Baş Çarşı'da börekçiler çok meşhur. Börekler saç üzerinde veya odun ateşinde pişiriliyor.Birde buraya has köfteciler var. Bu köfteleri daha sonra Makedonya'da da gördüm. Meğer biz börek nedir bilmiyormuşuz. Hayatımda yediğim en nefis börekler; Boşnak böreği. Özellikle ıspanaklısı ve kıymalısı çok güzel. Börekler üzerine yoğurt dökülerek servis ediliyor. Ya da yoğurt diyorsunuz bardakta buraya özgün ayran getiriyorlar. Yedikleriniz hem kaliteli, hem de ucuz. Dört kişi, dört börek, dört ayran aldık toplam 12 marka ödedik. Yaklaşık 15 TL






Çarşı içinde Osmanlı döneminden kalma, ortalarında büyük ağaçların bulunduğu hanlar var. Bu gibi yerleri İstanbul'da ve Anadolu'da muhtelif şehirlerde görmüştüm. Örneğin; Bursa'da, Muğla'da, Antakya'da ilk aklıma gelenler. Buralarda gençler özgürce nargileye "takılıyorlar" onlar için ucuz bir eğlence. Dikkatimi çeken şu; kimse kimseyi rahatsız etmiyor. Bir yan bakan bile yok. Bu arada üniversite mezunu gençler arasında işsizlik çok yüksekmiş. Bize benziyor. Para, üretim, teknoloji ve organizasyon yoksa bunun üzerine basiretsiz yöneticiler ilave et, al sana işsizlik. Allahtan bir yetmez beş çocuk yapın diyen yöneticileri yok!

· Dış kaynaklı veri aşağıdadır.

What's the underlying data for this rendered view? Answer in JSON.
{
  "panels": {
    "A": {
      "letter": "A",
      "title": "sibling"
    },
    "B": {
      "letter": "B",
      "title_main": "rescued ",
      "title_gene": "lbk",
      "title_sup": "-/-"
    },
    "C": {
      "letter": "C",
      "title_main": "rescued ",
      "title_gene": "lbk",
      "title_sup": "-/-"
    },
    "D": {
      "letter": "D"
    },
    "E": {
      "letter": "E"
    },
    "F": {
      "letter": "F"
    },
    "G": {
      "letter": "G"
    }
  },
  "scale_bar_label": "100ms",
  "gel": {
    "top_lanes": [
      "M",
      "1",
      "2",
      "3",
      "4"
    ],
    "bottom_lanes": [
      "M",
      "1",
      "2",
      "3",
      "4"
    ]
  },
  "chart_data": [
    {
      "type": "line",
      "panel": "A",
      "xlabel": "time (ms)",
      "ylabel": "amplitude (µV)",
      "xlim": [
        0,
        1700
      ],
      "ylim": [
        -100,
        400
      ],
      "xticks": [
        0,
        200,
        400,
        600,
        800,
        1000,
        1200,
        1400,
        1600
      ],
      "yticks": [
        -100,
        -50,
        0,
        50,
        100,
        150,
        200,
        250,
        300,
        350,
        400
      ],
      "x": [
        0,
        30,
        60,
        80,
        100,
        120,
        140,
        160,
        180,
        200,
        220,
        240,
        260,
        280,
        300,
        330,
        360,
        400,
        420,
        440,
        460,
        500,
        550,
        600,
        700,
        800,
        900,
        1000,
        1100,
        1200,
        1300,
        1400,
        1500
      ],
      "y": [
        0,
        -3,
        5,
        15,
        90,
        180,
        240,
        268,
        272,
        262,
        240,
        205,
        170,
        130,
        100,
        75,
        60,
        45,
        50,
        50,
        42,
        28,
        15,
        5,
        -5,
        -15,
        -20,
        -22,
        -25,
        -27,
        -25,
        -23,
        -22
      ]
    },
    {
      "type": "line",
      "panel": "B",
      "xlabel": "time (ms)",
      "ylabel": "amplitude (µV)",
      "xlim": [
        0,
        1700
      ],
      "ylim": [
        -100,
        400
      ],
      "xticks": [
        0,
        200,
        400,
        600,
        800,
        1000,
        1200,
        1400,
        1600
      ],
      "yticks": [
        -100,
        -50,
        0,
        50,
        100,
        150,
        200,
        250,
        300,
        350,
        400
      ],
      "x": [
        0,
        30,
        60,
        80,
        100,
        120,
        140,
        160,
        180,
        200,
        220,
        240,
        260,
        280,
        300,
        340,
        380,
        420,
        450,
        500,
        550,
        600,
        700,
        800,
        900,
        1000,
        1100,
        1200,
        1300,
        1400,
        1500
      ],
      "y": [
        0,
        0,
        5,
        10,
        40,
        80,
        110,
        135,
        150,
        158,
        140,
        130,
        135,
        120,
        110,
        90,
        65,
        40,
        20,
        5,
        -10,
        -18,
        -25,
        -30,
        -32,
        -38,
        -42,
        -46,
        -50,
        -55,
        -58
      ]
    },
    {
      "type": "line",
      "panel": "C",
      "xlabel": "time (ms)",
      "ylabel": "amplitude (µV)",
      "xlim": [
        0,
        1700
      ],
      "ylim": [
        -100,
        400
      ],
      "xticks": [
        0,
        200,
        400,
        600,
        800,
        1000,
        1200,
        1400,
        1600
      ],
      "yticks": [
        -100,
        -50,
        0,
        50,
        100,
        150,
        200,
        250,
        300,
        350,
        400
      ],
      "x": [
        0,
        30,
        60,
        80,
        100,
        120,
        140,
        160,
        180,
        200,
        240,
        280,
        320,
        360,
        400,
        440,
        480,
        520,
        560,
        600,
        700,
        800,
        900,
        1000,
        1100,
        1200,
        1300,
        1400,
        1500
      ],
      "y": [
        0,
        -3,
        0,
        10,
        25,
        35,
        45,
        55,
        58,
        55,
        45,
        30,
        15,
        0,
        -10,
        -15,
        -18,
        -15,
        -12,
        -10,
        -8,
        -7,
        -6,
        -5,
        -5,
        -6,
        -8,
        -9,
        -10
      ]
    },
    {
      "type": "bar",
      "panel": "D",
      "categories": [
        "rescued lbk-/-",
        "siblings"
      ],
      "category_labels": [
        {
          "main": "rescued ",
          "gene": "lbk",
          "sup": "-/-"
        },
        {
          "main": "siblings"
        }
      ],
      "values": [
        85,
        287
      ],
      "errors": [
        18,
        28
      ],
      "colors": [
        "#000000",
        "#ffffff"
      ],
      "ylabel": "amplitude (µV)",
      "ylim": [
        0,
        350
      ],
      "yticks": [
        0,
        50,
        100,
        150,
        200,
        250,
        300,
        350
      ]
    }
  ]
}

Bende Saraybosna entellektüelleri ile satranca takıldım!
Bu topraklarda sanata çok önem veriliyor. Resim, heykel ve müzik çok ileri. Mimari bizden daha ileri ve özgün. Ne de olsa Avrupa topraklarındalar.

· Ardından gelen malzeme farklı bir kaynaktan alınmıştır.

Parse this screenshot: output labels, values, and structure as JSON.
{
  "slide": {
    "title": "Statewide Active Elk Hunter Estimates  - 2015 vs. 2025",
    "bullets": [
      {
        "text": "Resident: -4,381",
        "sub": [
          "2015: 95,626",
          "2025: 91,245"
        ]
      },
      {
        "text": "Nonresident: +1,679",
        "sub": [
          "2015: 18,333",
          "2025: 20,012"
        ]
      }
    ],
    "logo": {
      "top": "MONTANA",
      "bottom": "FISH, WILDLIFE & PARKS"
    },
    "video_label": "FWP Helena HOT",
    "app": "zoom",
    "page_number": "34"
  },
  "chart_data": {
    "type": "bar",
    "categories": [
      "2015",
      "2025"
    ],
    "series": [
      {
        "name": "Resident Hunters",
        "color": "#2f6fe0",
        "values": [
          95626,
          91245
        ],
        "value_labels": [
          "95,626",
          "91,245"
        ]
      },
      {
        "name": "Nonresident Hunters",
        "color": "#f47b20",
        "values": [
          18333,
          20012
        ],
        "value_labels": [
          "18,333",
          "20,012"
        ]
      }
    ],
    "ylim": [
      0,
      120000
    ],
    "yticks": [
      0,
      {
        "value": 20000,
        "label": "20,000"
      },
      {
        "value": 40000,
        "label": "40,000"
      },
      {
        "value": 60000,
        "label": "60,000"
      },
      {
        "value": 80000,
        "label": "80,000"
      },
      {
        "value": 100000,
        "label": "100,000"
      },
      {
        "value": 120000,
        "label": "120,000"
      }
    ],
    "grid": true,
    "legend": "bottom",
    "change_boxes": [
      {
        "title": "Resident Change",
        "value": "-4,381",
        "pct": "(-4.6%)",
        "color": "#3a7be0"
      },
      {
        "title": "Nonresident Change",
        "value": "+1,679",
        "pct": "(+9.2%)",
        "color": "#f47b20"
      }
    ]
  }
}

Saraybosna'da Bir Galatasaraylı

Galatasaray'ın büyüklüğünü bir defa daha gördük.  Galatasaray'ın efsanevi futbolcusu Tarık Hodziç Galatasaray'ı Saraybosna'da temsil etmeye devam ediyor. Bunu kimse yapmaz. İşletmeciliğini yaptığı köfteciyi tavsiye ederim. Çok güzel yerel köfteler yiyorsunuz. Onlar köfteye kebap diyorlar. Sipariş verirken kebap diyeceksiniz.



Saraybosna Gülü
Son bosna savaşı esnasında saraybosna'yı kuşatan sırp topçularının sivil can kayıplarını önemsemeden hatta çoğu vakada öngörerek şehre yağdırdıkları top mermilerinin düştüğü yerde açtığı şarapnel yaralarının kırmızı ile renklendirilmesi sonucu ortaya çıkan görüntüye verilen ironik isim. yapıldıkları yerde en az bir çoğunlukla daha fazla can kaybı yaşandığını göstermekte ve bu yönüyle bize ve gelecek kuşaklara yönelik birer ikaz tabelası görevi görmektedir. Başka bir örneğini şu linkten de görebilirsiniz: (görsel: saraybosna gülü/65044)



Özetle Saraybosna bizimle birçok ortak kültürel unsuru barındıran bir şehir. Çok güzel, bir o kadar da hüzünlü. Havada bu hüzünü hissediyorsunuz. Şehirde ve ülkede yaşayanlar arasında ayrım devam ediyor. İnsanların bakışları tedirgin ve birbirlerine karşı güvensizler. yaşanılanların kısa sürede unutulması imkansız. Bu ayrımın yaratılmasında din adamlarının önemli rolü olduğunu vurgulamadan geçemeyeceğim. Maalesef buralarda din adamlarının yanlış yönlendirmeleri dinlerin birleştirici rol oynamalarını engelliyor. Tam tersine ayrımcılığı körüklüyorlar. Bütün yüksek tepelere haçlar dikilmiş bunlar geceleri her yerden görülebilecek şekilde aydınlatılıyorlar. Amaç ve verilmek istenen mesaj belli.